Theoretical enthalpies of formation for atmospheric hydroxycarbonyls

The G3 and DFT (B3LYP) quantum chemical methods were applied to estimate enthalpies of formation for the closed-shell molecules glycolaldehyde (HOCH2C(O)H) and hydroxyacetone (HOCH2C(O)CH3) as well as for the related free radicals hydroxy-acetyl (HOCH2CO) and hydroxy-vinoxy (HOCHC(O)H). These hydroxycarbonyls are important reaction intermediates formed in the photo-oxidation of isoprene which is the most abundant biogenic hydrocarbon in the atmosphere. Several isodesmic reactions were used in the computations as working chemical reactions, giving results in good agreement with each other.
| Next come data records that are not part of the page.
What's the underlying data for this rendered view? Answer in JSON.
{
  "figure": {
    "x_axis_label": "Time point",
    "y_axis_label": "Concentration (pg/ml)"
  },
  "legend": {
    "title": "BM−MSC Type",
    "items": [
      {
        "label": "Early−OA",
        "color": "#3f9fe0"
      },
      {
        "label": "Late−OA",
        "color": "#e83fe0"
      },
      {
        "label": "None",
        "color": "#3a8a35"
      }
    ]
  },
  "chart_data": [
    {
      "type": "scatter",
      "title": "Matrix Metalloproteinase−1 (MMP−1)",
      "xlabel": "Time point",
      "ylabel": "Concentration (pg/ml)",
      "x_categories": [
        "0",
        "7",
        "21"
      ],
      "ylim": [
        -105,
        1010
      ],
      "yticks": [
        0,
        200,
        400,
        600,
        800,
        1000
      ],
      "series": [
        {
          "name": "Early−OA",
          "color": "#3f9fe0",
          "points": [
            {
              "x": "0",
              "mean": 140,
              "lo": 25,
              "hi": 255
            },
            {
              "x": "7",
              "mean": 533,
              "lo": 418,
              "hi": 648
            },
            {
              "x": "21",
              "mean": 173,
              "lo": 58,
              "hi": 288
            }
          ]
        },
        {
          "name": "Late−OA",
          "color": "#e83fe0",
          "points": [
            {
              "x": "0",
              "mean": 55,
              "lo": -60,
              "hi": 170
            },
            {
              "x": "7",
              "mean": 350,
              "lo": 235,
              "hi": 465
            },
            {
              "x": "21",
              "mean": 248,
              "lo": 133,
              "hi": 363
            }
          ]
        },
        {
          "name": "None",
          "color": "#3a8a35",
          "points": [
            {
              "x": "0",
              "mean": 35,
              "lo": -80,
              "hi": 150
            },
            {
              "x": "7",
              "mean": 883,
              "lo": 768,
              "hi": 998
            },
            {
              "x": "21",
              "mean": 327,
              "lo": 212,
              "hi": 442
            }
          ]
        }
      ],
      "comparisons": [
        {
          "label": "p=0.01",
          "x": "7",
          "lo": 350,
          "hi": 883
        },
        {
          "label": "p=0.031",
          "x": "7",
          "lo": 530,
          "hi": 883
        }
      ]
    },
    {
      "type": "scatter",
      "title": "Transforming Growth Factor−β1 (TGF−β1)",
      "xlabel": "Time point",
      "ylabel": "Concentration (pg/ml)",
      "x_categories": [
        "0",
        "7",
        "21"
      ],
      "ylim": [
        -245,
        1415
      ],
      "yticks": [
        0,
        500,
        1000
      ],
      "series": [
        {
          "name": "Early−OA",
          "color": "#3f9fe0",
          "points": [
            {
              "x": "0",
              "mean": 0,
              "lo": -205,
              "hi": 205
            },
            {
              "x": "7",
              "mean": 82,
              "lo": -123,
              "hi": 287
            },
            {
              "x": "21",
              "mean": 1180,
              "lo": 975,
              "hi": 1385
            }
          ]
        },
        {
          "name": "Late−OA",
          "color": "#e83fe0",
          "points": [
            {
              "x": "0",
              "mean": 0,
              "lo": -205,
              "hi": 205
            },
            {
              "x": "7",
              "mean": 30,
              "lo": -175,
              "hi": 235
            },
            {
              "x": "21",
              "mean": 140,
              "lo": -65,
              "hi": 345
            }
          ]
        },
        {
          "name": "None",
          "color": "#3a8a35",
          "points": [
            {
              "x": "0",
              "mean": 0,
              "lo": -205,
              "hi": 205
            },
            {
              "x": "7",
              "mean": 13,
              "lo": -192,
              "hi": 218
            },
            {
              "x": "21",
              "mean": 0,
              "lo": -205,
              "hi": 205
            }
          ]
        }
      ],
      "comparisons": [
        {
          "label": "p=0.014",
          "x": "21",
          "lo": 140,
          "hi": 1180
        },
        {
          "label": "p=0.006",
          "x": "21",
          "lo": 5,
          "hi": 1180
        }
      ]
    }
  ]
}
The following standard enthalpies of formation are recommended as best values (in kcal mol−1): ΔfH°298 (glycolaldehyde)=−75.6±0.8, ΔfH°298 (hydroxyacetone)=−89.1±0.8, ΔfH°298 (HOCH2CO)=−37.7±1.2 and ΔfH°298 (HOCHC(O)H)=−50.8±1.2, where the errors given are proposed as 1σ. The ΔfH°298 values obtained imply that the presence of the OH-group significantly reduces the C-H and C-C bond dissociation energies at the alpha position in the glycolaldehyde and hydroxyacetone molecules, but has no effect on the bond strengths at the beta position. Inferences for atmospheric chemistry are briefly discussed.